Longer trips to hospitals outside the county mean ambulances and their crews are sometimes on the run for hours, said Capt. Kenny Warren of Williamston Fire and Rescue.
“A call that used to take 20 to 30 minutes now takes one to two hours, depending on where we need to transport,” Warren said. He added that while the agency is staffed with paramedics, it is not staffed with paramedics trained to provide more comprehensive care to patients in emergencies.
However, Warren said he doesn’t believe anyone died as a result.
“Most of the results probably would have been the same anyway,” he said.
In December, first responders arrived on a Williamston street within three minutes of receiving 911 calls to report that multiple shots had been fired and a newborn man was possibly dead.
They tried unsuccessfully to get a rescue helicopter to transport the 21-year-old gunshot victim. The closest option was a six-bed hospital, a 21-minute ambulance ride away. All in all, it would take 34 minutes from the time of the emergency call to get there, according to police dispatch logs. He was transferred from that hospital to a higher trauma center, where he died a few days later.
The scene of the shooting was just four minutes from the Martin General Hospital grounds.
‘DO YOU REALLY CARE?’
More than a dozen Williamston residents interviewed for this story blamed the Martin County Board of Commissioners for failing to prevent the closure of the struggling hospital.
Last month, Williamston resident Verna Perry told commissioners that her sister made a 25-minute drive to the nearest hospital only to find she wouldn’t receive the treatment she needed there.
“Are you really interested, Commissioners?” Perry asked. “If you cared, you would do something to get us a hospital here.”

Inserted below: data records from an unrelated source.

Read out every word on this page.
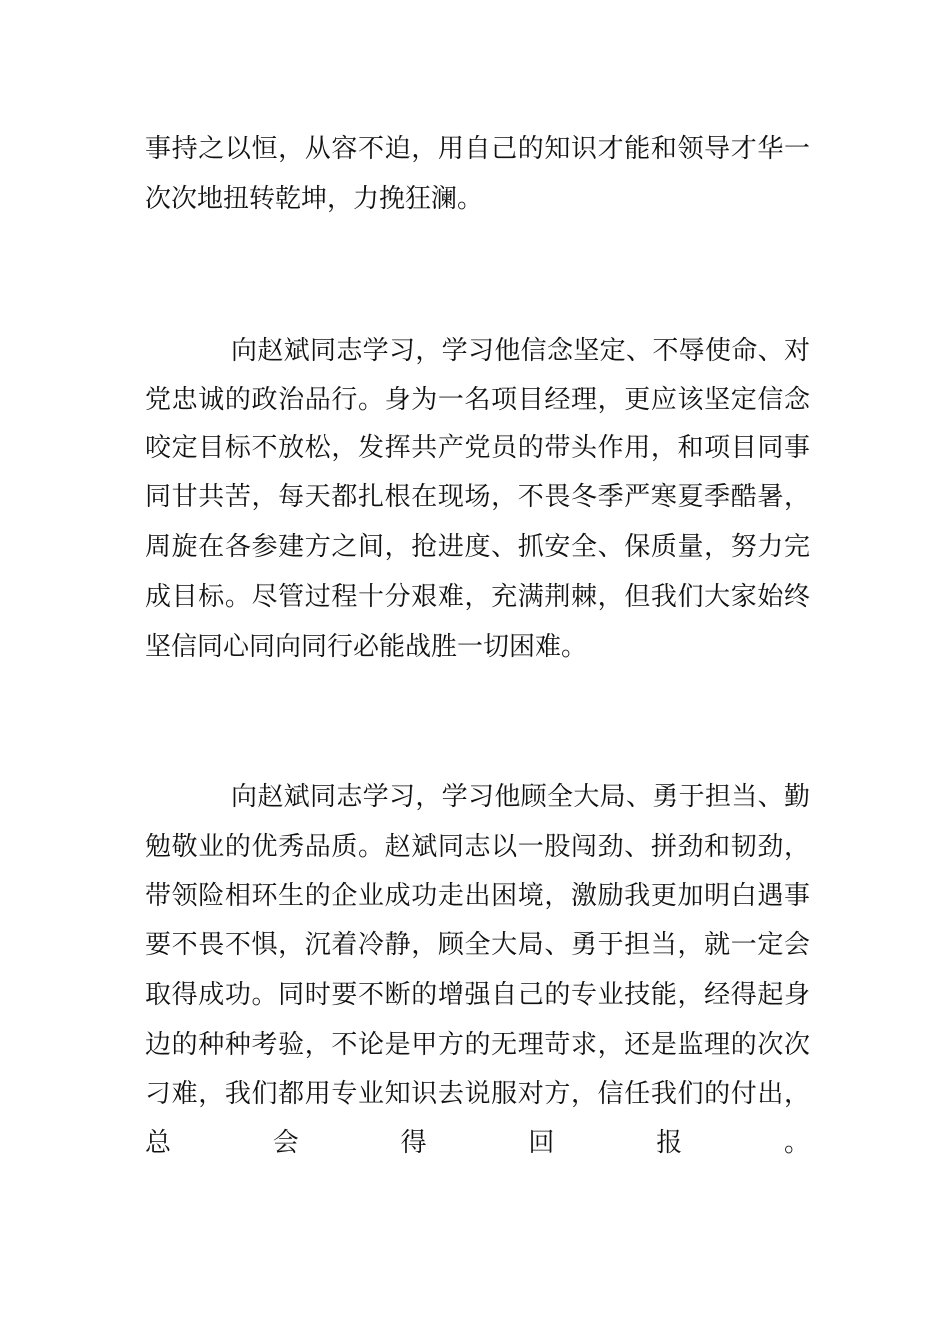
事持之以恒，从容不迫，用自己的知识才能和领导才华一
次次地扭转乾坤，力挽狂澜。
向赵斌同志学习，学习他信念坚定、不辱使命、对
党忠诚的政治品行。身为一名项目经理，更应该坚定信念
咬定目标不放松，发挥共产党员的带头作用，和项目同事
同甘共苦，每天都扎根在现场，不畏冬季严寒夏季酷暑，
周旋在各参建方之间，抢进度、抓安全、保质量，努力完
成目标。尽管过程十分艰难，充满荆棘，但我们大家始终
坚信同心同向同行必能战胜一切困难。
向赵斌同志学习，学习他顾全大局、勇于担当、勤
勉敬业的优秀品质。赵斌同志以一股闯劲、拼劲和韧劲，
带领险相环生的企业成功走出困境，激励我更加明白遇事
要不畏不惧，沉着冷静，顾全大局、勇于担当，就一定会
取得成功。同时要不断的增强自己的专业技能，经得起身
边的种种考验，不论是甲方的无理苛求，还是监理的次次
刁难，我们都用专业知识去说服对方，信任我们的付出，
总会得回报。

Kaitlyn Paxton sought treatment for her asthma in the emergency room at Martin General Hospital on the day it closed. She watched as staff removed patients from the hospital on stretchers to be transported to other hospitals.
Since then, she has struggled to find primary care physicians and specialists to replace those who left when the hospital closed.

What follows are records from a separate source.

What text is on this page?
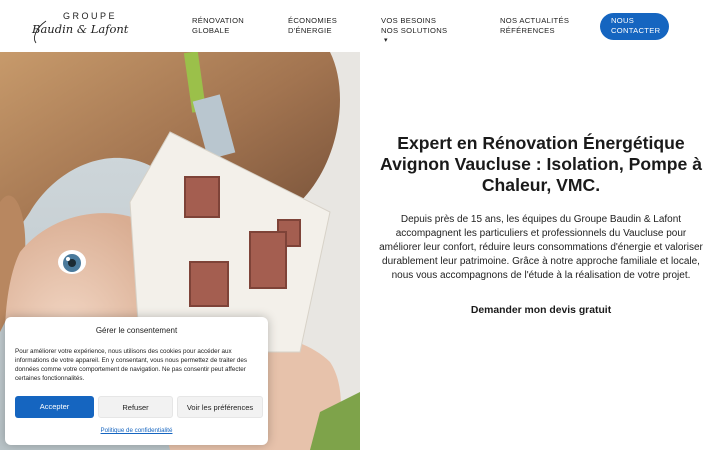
GROUPE
Baudin & Lafont
RÉNOVATION
GLOBALE
ÉCONOMIES
D'ÉNERGIE
VOS BESOINS
NOS SOLUTIONS
▾
NOS ACTUALITÉS
RÉFÉRENCES
NOUS
CONTACTER
Expert en Rénovation Énergétique Avignon Vaucluse : Isolation, Pompe à Chaleur, VMC.

Depuis près de 15 ans, les équipes du Groupe Baudin & Lafont accompagnent les particuliers et professionnels du Vaucluse pour améliorer leur confort, réduire leurs consommations d'énergie et valoriser durablement leur patrimoine. Grâce à notre approche familiale et locale, nous vous accompagnons de l'étude à la réalisation de votre projet.

Demander mon devis gratuit
Gérer le consentement
Pour améliorer votre expérience, nous utilisons des cookies pour accéder aux informations de votre appareil. En y consentant, vous nous permettez de traiter des données comme votre comportement de navigation. Ne pas consentir peut affecter certaines fonctionnalités.
Accepter	Refuser	Voir les préférences
Politique de confidentialité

“As far as day-to-day doctors and appointments go, in my personal experience, finding someone was a nightmare,” she said.

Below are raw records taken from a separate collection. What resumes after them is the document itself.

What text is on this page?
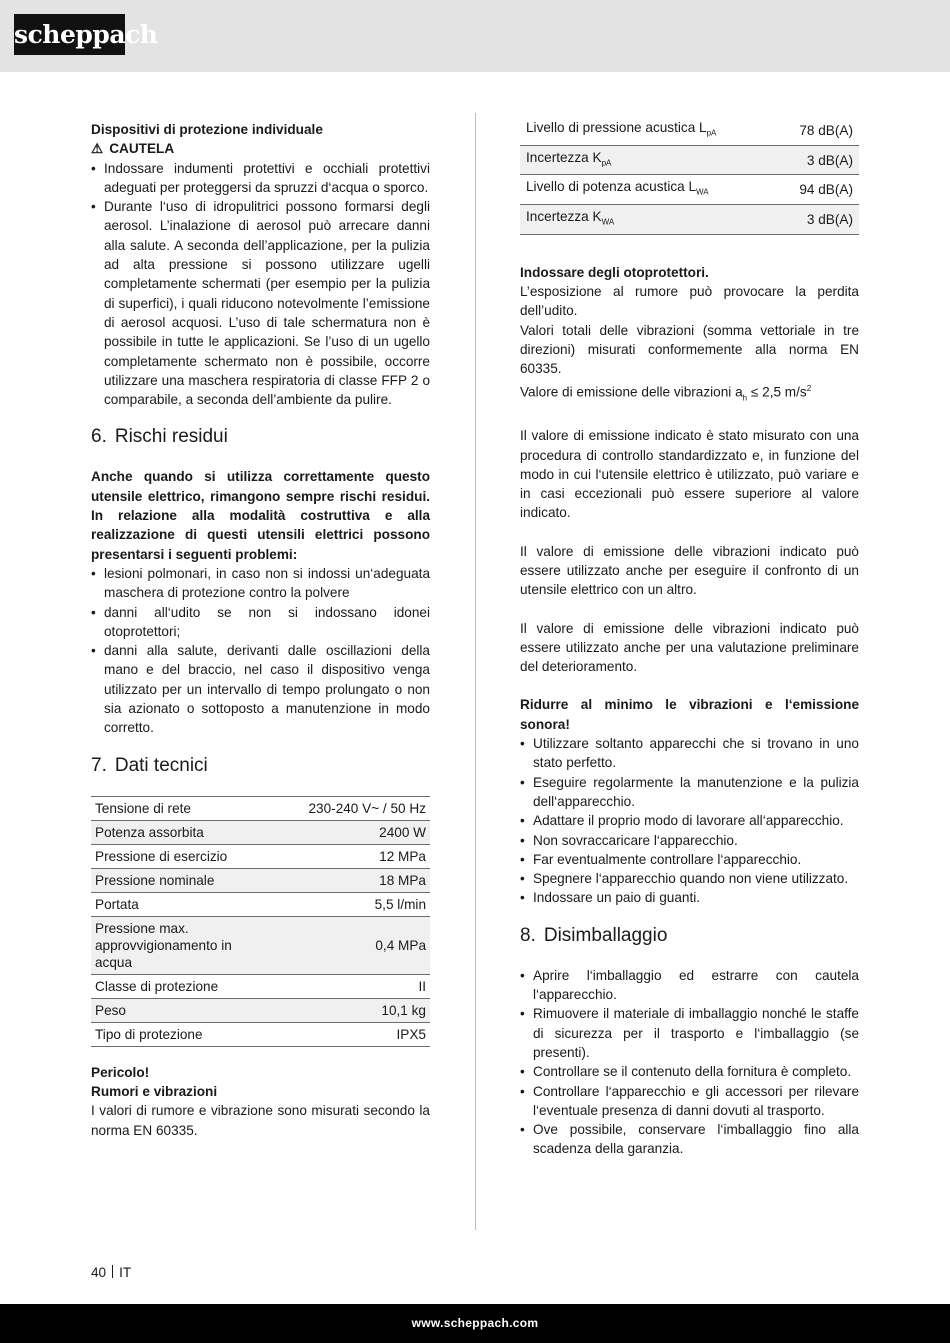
scheppach

Dispositivi di protezione individuale

⚠ CAUTELA

• Indossare indumenti protettivi e occhiali protettivi adeguati per proteggersi da spruzzi d‘acqua o sporco.
• Durante l‘uso di idropulitrici possono formarsi degli aerosol. L’inalazione di aerosol può arrecare danni alla salute. A seconda dell’applicazione, per la pulizia ad alta pressione si possono utilizzare ugelli completamente schermati (per esempio per la pulizia di superfici), i quali riducono notevolmente l’emissione di aerosol acquosi. L’uso di tale schermatura non è possibile in tutte le applicazioni. Se l’uso di un ugello completamente schermato non è possibile, occorre utilizzare una maschera respiratoria di classe FFP 2 o comparabile, a seconda dell’ambiente da pulire.
6. Rischi residui

Anche quando si utilizza correttamente questo utensile elettrico, rimangono sempre rischi residui. In relazione alla modalità costruttiva e alla realizzazione di questi utensili elettrici possono presentarsi i seguenti problemi:

• lesioni polmonari, in caso non si indossi un‘adeguata maschera di protezione contro la polvere
• danni all‘udito se non si indossano idonei otoprotettori;
• danni alla salute, derivanti dalle oscillazioni della mano e del braccio, nel caso il dispositivo venga utilizzato per un intervallo di tempo prolungato o non sia azionato o sottoposto a manutenzione in modo corretto.
7. Dati tecnici
Tensione di rete	230-240 V~ / 50 Hz
Potenza assorbita	2400 W
Pressione di esercizio	12 MPa
Pressione nominale	18 MPa
Portata	5,5 l/min
Pressione max. approvvigionamento in acqua	0,4 MPa
Classe di protezione	II
Peso	10,1 kg
Tipo di protezione	IPX5

Pericolo!

Rumori e vibrazioni

I valori di rumore e vibrazione sono misurati secondo la norma EN 60335.

Livello di pressione acustica $L_{pA}$	78 dB(A)
Incertezza $K_{pA}$	3 dB(A)
Livello di potenza acustica $L_{WA}$	94 dB(A)
Incertezza $K_{WA}$	3 dB(A)

Indossare degli otoprotettori.

L’esposizione al rumore può provocare la perdita dell’udito.

Valori totali delle vibrazioni (somma vettoriale in tre direzioni) misurati conformemente alla norma EN 60335.

Valore di emissione delle vibrazioni $a_h \le 2,5$ $m/s^2$

Il valore di emissione indicato è stato misurato con una procedura di controllo standardizzato e, in funzione del modo in cui l‘utensile elettrico è utilizzato, può variare e in casi eccezionali può essere superiore al valore indicato.

Il valore di emissione delle vibrazioni indicato può essere utilizzato anche per eseguire il confronto di un utensile elettrico con un altro.

Il valore di emissione delle vibrazioni indicato può essere utilizzato anche per una valutazione preliminare del deterioramento.

Ridurre al minimo le vibrazioni e l‘emissione sonora!

• Utilizzare soltanto apparecchi che si trovano in uno stato perfetto.
• Eseguire regolarmente la manutenzione e la pulizia dell‘apparecchio.
• Adattare il proprio modo di lavorare all‘apparecchio.
• Non sovraccaricare l‘apparecchio.
• Far eventualmente controllare l‘apparecchio.
• Spegnere l‘apparecchio quando non viene utilizzato.
• Indossare un paio di guanti.
8. Disimballaggio
• Aprire l‘imballaggio ed estrarre con cautela l‘apparecchio.
• Rimuovere il materiale di imballaggio nonché le staffe di sicurezza per il trasporto e l‘imballaggio (se presenti).
• Controllare se il contenuto della fornitura è completo.
• Controllare l‘apparecchio e gli accessori per rilevare l‘eventuale presenza di danni dovuti al trasporto.
• Ove possibile, conservare l‘imballaggio fino alla scadenza della garanzia.
40 IT
www.scheppach.com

She used the federally qualified Agape Health Center, which is one of the few facilities in the county that still offers primary care. There are over a thousand such health centers in the United States. They receive government funding and treat patients on a sliding pay scale, regardless of their insurance status or ability to pay.
Agape Health extended hours Saturday due to an influx of recent patients following the closure of Martin General, said the clinic’s CEO, Dr. Michael McDuffie. Last month, Agape partnered with the hospital to reopen one of the orthopedic clinics that had been closed.
McDuffie would like to reopen Martin General next, even if only as a stand-alone emergency department.
“It could mean life or death,” McDuffie said. “They need an emergency room here that can at least stabilize them.”
The county, which still owns the hospital and property, is consulting with state officials and federal health and human services officials to determine whether the facility can reopen as a rural emergency hospital, interim county manager Ben Eisner said. Gov. Roy Cooper helped introduce a recent state law allowing North Carolina’s rural hospitals to make the transition.
The Rural Emergency Hospital program was developed by Congress, signed into law by Trump and refined by the Biden administration. The award allows rural hospitals to unlock millions of federal dollars and escalate Medicare payments if they remain open for 24-hour emergency care.
“The simple question we are trying to answer is how can we move from closed to open in a way that makes sense for the citizens of Martin County,” Eisner said.
If successful, Martin County would be the first hospital in the country to reopen its doors after closing with the recent federal designation.
“It’s a top priority for us, we live it every day as a community,” Paxton said of the hospital’s reopening. It will be at the forefront of her mind as she votes in the presidential election this fall.
Still, she said, “I don’t think it’s even a top priority for any of them – for the president, for the senators – for any of them.”